Biden called for a peaceful transition in Syria, saying: "Lasting stability can come when there is a government that listens to its people and addresses their needs, rather than turning their guns on them."
The United States and its Western allies are leading a campaign to isolate Assad over the bloody crackdown.
European Union chair Poland told the UN rights council that those guilty of abuses "must be held to account, in particular those who committed crimes that may warrant the attention of the International Criminal Court."
However Russian ambassador Valery Loshchinin said the global community had been given a "one-sided" report of events in Syria.
High Commissioner for Human Rights Navi Pillay added her voice to widespread fears that the crackdown has brought the country to the brink of civil war.
"The Syrian authorities' continual ruthless repression, if not stopped now, can drive the country into a fully fledged civil war," she said.
The European Union expanded its sanctions list against Syria to include the finance and economy ministers, state-owned oil companies and two media organisations.
Finance Minister Mohammad al-Jleilati and Economy Minister Mohammad Nidal al-Shaar were among 12 regime officials added to a blacklist of Syrians hit by asset freezes and bans on traveling to the 27-nation EU.

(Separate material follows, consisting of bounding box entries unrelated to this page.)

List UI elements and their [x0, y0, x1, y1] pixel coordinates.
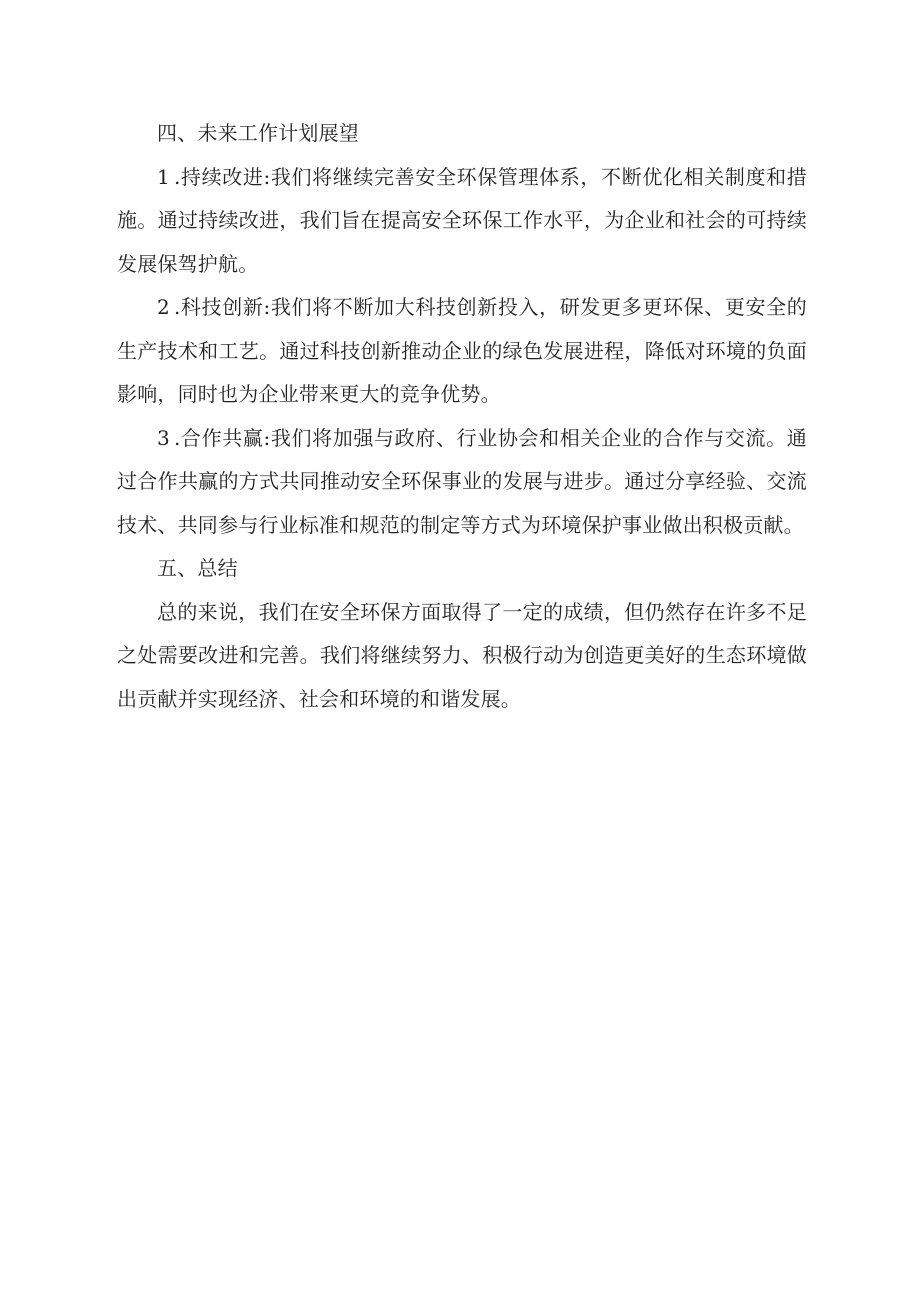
plan-item-text: .科技创新:我们将不断加大科技创新投入，研发更多更环保、更安全的生产技术和工艺。通过科技创新推动企业的绿色发展进程，降低对环境的负面影响，同时也为企业带来更大的竞争优势。 [117, 295, 807, 406]
plan-item-text: .持续改进:我们将继续完善安全环保管理体系，不断优化相关制度和措施。通过持续改进，我们旨在提高安全环保工作水平，为企业和社会的可持续发展保驾护航。 [117, 164, 807, 276]
plan-item-text: .合作共赢:我们将加强与政府、行业协会和相关企业的合作与交流。通过合作共赢的方式共同推动安全环保事业的发展与进步。通过分享经验、交流技术、共同参与行业标准和规范的制定等方式为环境保护事业做出积极贡献。 [117, 425, 807, 537]
section-heading-summary: 五、总结 [157, 556, 238, 580]
plan-item-number: 1 [157, 164, 170, 189]
plan-item-cooperation [117, 417, 807, 548]
plan-item-number: 2 [157, 295, 170, 319]
plan-item-tech-innovation [117, 286, 807, 417]
section-heading-future-plans: 四、未来工作计划展望 [157, 121, 359, 145]
summary-paragraph: 总的来说，我们在安全环保方面取得了一定的成绩，但仍然存在许多不足之处需要改进和完善。我们将继续努力、积极行动为创造更美好的生态环境做出贡献并实现经济、社会和环境的和谐发展。 [117, 599, 807, 711]
document-body [117, 112, 807, 721]
plan-item-number: 3 [157, 425, 170, 450]
plan-item-continuous-improvement [117, 156, 807, 287]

General Fahid al-Jassim, the head of the military, led a list of nine military officials punished on charges of involvement in violence against protesters in the Homs region.
The EU now has sanctions on around 120 Syrian individuals and companies and is already enforcing an arms embargo and a ban on imports of Syrian crude oil.
Syria's only privately owned political newspaper, Al-Watan, was placed on the list along with Cham Press TV channel, both accused by the EU of participating in "campaigns to spread disinformation and incite violence against demonstrators."
Asset freezes were imposed on the state-owned Syria Trading Oil Company (Sytrol) and the General Petroleum Corporation (GPC), a government-run oil firm.
Al-Furat Petroleum Company, a joint venture 50 percent owned by GPC, is also on the list.
Royal Dutch Shell, a partner of Al-Furat, said in London it would cease operations in Syria in line with the EU sanctions.
However French oil giant Total said it would continue its activities in Syria, saying its "legal situation is different from Shell's."